The weekend before their is a match show in my state so planning on doing that as well..but figured I would see if anyone on here may be attending the speciality and we could meet up! Not sure yet what time this will be happening, but probably will find out next week as the show closes this Wednesday. 
Feel free to respond here or PM me! Hope someone will be there besides me!


----------



## SheetsSM (Jan 17, 2008)

I'll be there as a spectator


----------



## OnMyWay2MyDreams (Feb 13, 2011)

SheetsSM said:


> I'll be there as a spectator


We will need to meet up!


----------



## CarolinaCasey (Jun 1, 2007)

I'll be there with my boy and a puppy boy that I co own!


----------



## OnMyWay2MyDreams (Feb 13, 2011)

CarolinaCasey said:


> I'll be there with my boy and a puppy boy that I co own!

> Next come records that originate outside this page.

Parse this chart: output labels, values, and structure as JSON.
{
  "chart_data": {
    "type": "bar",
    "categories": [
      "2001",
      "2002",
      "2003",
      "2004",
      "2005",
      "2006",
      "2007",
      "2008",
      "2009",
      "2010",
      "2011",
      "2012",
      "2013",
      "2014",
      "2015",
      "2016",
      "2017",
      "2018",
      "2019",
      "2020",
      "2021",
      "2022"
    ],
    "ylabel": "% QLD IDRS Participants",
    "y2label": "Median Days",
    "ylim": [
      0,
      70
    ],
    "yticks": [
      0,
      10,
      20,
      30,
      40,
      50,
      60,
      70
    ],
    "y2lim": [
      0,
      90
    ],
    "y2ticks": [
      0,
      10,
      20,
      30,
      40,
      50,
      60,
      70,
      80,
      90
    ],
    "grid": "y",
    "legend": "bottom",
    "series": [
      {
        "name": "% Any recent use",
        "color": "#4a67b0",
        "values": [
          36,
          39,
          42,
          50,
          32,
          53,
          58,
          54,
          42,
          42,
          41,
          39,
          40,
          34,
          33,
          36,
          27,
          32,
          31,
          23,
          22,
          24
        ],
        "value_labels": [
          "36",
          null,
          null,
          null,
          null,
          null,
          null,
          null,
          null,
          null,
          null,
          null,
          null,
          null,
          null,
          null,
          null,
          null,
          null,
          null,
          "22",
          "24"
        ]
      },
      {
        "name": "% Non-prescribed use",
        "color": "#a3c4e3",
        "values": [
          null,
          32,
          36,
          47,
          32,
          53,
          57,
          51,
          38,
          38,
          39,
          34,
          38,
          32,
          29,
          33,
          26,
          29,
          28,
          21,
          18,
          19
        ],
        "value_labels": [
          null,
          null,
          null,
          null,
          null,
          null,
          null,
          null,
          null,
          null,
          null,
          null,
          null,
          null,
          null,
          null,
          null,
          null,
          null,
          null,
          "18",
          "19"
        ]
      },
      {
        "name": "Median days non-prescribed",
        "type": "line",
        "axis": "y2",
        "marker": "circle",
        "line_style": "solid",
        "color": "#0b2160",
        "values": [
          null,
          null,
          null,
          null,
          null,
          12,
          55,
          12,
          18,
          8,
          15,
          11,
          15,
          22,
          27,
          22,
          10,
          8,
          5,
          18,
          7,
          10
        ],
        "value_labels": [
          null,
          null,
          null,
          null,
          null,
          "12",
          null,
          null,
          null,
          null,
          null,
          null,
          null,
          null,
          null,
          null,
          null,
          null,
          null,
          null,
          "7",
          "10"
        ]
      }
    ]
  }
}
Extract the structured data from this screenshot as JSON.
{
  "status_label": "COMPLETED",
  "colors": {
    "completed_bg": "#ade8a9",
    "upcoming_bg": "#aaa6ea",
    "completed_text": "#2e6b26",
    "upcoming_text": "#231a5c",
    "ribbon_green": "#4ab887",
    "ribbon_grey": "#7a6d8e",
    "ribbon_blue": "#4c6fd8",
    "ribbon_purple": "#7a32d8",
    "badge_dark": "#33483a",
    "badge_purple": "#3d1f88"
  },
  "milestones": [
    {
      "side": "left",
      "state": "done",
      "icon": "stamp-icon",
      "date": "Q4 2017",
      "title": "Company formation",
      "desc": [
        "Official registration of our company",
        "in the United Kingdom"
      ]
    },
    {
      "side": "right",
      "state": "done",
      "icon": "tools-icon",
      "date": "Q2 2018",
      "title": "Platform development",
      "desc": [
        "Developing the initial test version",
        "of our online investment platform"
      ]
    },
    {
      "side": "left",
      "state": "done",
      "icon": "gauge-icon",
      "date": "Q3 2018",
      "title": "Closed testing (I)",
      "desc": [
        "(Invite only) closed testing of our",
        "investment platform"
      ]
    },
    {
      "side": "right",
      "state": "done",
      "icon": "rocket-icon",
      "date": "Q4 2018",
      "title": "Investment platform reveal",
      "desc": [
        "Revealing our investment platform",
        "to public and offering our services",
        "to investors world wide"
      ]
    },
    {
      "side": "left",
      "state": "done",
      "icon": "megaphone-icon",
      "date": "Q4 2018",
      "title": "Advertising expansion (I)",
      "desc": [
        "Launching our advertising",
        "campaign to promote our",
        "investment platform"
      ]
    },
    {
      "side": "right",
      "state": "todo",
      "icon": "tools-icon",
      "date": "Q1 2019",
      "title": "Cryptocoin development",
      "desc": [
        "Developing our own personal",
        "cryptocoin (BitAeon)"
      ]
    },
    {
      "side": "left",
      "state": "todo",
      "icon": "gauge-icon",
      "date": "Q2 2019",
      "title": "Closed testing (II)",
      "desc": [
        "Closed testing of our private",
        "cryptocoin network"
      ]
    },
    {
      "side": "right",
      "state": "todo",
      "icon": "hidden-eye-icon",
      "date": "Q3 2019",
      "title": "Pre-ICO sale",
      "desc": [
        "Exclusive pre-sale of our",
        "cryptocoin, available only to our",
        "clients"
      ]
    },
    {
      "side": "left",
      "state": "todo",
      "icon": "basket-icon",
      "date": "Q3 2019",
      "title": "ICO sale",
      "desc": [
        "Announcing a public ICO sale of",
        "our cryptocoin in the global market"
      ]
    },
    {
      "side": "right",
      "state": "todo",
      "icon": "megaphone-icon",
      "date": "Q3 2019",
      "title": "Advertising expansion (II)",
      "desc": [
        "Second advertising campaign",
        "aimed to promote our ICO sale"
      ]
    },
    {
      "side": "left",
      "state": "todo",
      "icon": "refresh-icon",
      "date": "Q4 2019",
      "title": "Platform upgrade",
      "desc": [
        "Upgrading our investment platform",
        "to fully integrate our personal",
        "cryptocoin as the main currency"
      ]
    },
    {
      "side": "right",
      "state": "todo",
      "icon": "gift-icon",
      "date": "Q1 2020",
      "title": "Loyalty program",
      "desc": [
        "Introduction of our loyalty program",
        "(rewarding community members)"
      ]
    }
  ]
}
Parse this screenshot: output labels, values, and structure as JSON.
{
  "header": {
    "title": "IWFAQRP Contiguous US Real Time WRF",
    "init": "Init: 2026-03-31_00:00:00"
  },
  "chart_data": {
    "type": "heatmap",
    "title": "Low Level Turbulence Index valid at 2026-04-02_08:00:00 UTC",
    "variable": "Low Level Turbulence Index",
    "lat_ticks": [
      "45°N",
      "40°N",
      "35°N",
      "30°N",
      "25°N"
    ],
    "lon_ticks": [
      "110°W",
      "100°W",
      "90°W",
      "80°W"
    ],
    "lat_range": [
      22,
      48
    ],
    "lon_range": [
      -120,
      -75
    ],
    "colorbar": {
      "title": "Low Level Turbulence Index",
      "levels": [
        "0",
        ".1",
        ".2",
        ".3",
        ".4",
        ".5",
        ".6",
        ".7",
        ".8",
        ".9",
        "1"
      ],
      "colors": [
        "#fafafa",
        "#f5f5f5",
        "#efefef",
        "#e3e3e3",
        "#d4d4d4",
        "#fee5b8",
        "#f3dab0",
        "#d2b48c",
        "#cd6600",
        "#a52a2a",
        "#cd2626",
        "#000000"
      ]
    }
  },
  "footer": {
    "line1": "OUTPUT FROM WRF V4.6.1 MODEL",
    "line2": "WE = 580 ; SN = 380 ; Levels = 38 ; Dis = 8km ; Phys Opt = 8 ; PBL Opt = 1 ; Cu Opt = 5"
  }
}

Oh cool! Are you doing the 4-6 month competition or is it an older puppy? I cant remember how old yours are now!


----------



## CarolinaCasey (Jun 1, 2007)

OnMyWay2MyDreams said:


> Oh cool! Are you doing the 4-6 month competition or is it an older puppy? I cant remember how old yours are now!


My youngest is an open dog, he'll be 2 in April!! The boy that I co own is also a Gibbs son who will be 6 months and a few days old.


----------



## OnMyWay2MyDreams (Feb 13, 2011)

Oh neat. Cant wait! Will you be doing Gunpowder on the 17th and coming to Delaware for Chesapeake's speciality?


----------



## SheetsSM (Jan 17, 2008)

I saw the premium, but is there an actual schedule out w/ ring times?


----------



## CarolinaCasey (Jun 1, 2007)

Here you go, ring times


----------



## OnMyWay2MyDreams (Feb 13, 2011)

I am so excited for this weekend! I didnt enter sweeps (kind of glad because of how early that starts) but will be there hopefully by 9:30 as the puppy competition starts at 10:30. Daisy won't be showing until after lunch. She has 10 other dogs to compete against! 

I missed entering Gunpowder but I am doing Wilmington Kennel Club shows for all day Saturday (including the Chesapeake GR club speciality) and Sunday.


----------



## SheetsSM (Jan 17, 2008)

CarolinaCasey, I think I met you at the end of the day if it was the same Jasper I was loving' on w/ the Ruffwater group at the crates. Awesome to meet the breeders & dogs I read about here on the forum. Looking forward to tomorrow


----------